The teacher for more than 50 years was instrumental in the integration of Montclair Public Schools. He moved to Montclair from New York City as a new teacher and worked to transform Glenfield Middle School, where he teaches today, into a magnet school for the arts. The school became a model for desegregation of other schools.

But there is always more work to do.

“Children work well with symbols,” Gill said. “It’s a reminder that they can do better, better academically, socially and emotionally, but also to make people feel welcome and make this a better place to live.”
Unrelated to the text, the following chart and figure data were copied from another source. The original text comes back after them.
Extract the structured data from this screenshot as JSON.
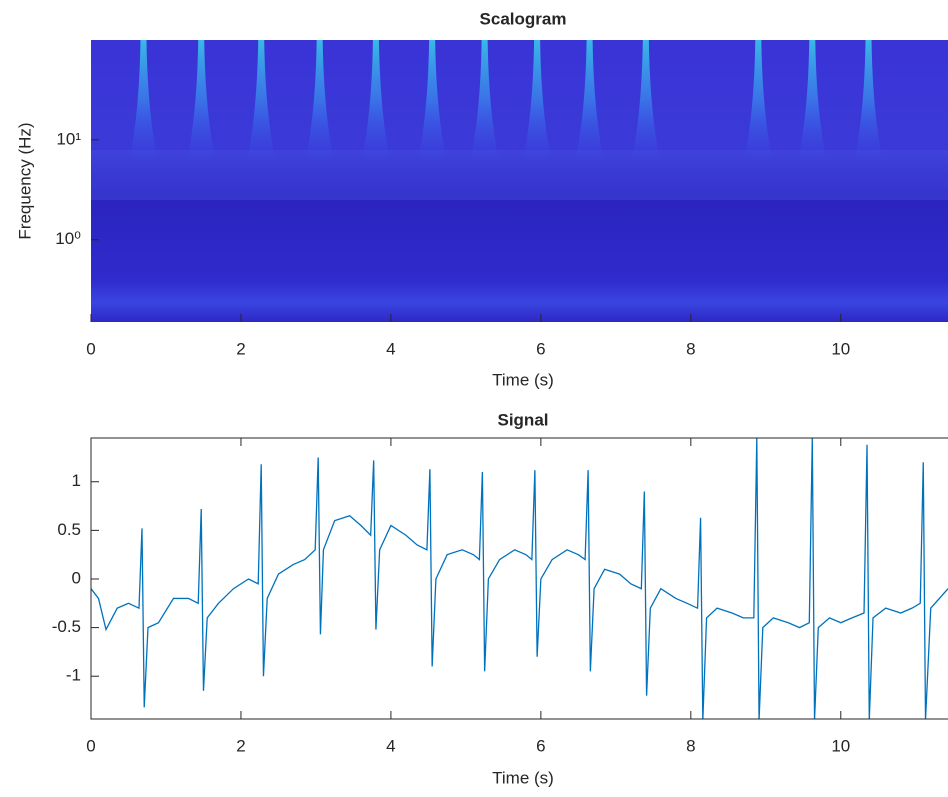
{
  "chart_data": [
    {
      "type": "scalogram",
      "title": "Scalogram",
      "x_label": "Time (s)",
      "y_label": "Frequency (Hz)",
      "x": [
        0.7,
        1.47,
        2.27,
        3.05,
        3.8,
        4.55,
        5.25,
        5.95,
        6.65,
        7.4,
        8.9,
        9.62,
        10.37
      ],
      "xlim": [
        0,
        11.43
      ],
      "xticks": [
        0,
        2,
        4,
        6,
        8,
        10
      ],
      "ylim": [
        0.15,
        100
      ],
      "yticks": [
        {
          "value": 1,
          "label": "10⁰"
        },
        {
          "value": 10,
          "label": "10¹"
        }
      ],
      "log_y": true
    },
    {
      "type": "line",
      "title": "Signal",
      "x_label": "Time (s)",
      "color": "#0072bd",
      "x": [
        0,
        0.1,
        0.2,
        0.35,
        0.5,
        0.64,
        0.68,
        0.71,
        0.76,
        0.9,
        1.1,
        1.3,
        1.43,
        1.47,
        1.5,
        1.55,
        1.7,
        1.9,
        2.1,
        2.23,
        2.27,
        2.3,
        2.35,
        2.5,
        2.7,
        2.85,
        2.99,
        3.03,
        3.06,
        3.1,
        3.25,
        3.45,
        3.6,
        3.73,
        3.77,
        3.8,
        3.85,
        4.0,
        4.2,
        4.35,
        4.48,
        4.52,
        4.55,
        4.6,
        4.75,
        4.95,
        5.1,
        5.18,
        5.22,
        5.25,
        5.3,
        5.45,
        5.65,
        5.8,
        5.88,
        5.92,
        5.95,
        6.0,
        6.15,
        6.35,
        6.5,
        6.59,
        6.63,
        6.66,
        6.71,
        6.85,
        7.05,
        7.2,
        7.34,
        7.38,
        7.41,
        7.46,
        7.6,
        7.8,
        7.95,
        8.09,
        8.13,
        8.16,
        8.21,
        8.35,
        8.55,
        8.7,
        8.84,
        8.88,
        8.91,
        8.96,
        9.1,
        9.3,
        9.45,
        9.58,
        9.62,
        9.65,
        9.7,
        9.85,
        10.0,
        10.15,
        10.31,
        10.35,
        10.38,
        10.43,
        10.6,
        10.8,
        10.95,
        11.06,
        11.1,
        11.13,
        11.2,
        11.43
      ],
      "values": [
        -0.1,
        -0.2,
        -0.52,
        -0.3,
        -0.25,
        -0.3,
        0.52,
        -1.32,
        -0.5,
        -0.45,
        -0.2,
        -0.2,
        -0.25,
        0.72,
        -1.15,
        -0.4,
        -0.25,
        -0.1,
        0.0,
        -0.05,
        1.18,
        -1.0,
        -0.2,
        0.05,
        0.15,
        0.2,
        0.3,
        1.25,
        -0.57,
        0.3,
        0.6,
        0.65,
        0.55,
        0.45,
        1.22,
        -0.52,
        0.3,
        0.55,
        0.45,
        0.35,
        0.3,
        1.13,
        -0.9,
        0.0,
        0.25,
        0.3,
        0.25,
        0.2,
        1.1,
        -0.95,
        0.0,
        0.2,
        0.3,
        0.25,
        0.2,
        1.12,
        -0.8,
        0.0,
        0.2,
        0.3,
        0.25,
        0.2,
        1.12,
        -0.95,
        -0.1,
        0.1,
        0.05,
        -0.05,
        -0.1,
        0.9,
        -1.2,
        -0.3,
        -0.1,
        -0.2,
        -0.25,
        -0.3,
        0.63,
        -1.45,
        -0.4,
        -0.3,
        -0.35,
        -0.4,
        -0.4,
        1.45,
        -1.45,
        -0.5,
        -0.4,
        -0.45,
        -0.5,
        -0.45,
        1.45,
        -1.45,
        -0.5,
        -0.4,
        -0.45,
        -0.4,
        -0.35,
        1.38,
        -1.45,
        -0.4,
        -0.3,
        -0.35,
        -0.3,
        -0.25,
        1.2,
        -1.45,
        -0.3,
        -0.1
      ],
      "xlim": [
        0,
        11.43
      ],
      "xticks": [
        0,
        2,
        4,
        6,
        8,
        10
      ],
      "ylim": [
        -1.44,
        1.45
      ],
      "yticks": [
        -1,
        -0.5,
        0,
        0.5,
        1
      ]
    }
  ]
}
Related: ‘Handshake teacher’ viral video shares heartfelt message for parents

He knows his message is resonating, he said TODAY, when visitors arrive in the classroom and children ask the newcomer “Do you know why we have that chair?”

“That’s the piece they’ve had,” Gill said.

She is now 75 years old and plans to retire from teaching after the 2022-2023 school year. But Gill is ready for a second act and spread the message of the empty chair far beyond Montclair.

At a recent literary festival, Gill pitched a book idea: “No More Chairs.” It will be dedicated to Archie, who died last year. The two boys lost touch decades ago, but Gill has found his relatives on social media.

He hopes his book will inspire teachers to keep empty chairs in their classrooms.

“In my wildest dreams,” Gill told TODAY.com, “I hope that I teach kids how they can be better and how they can treat people better. I hope they will be decision makers in their own class.”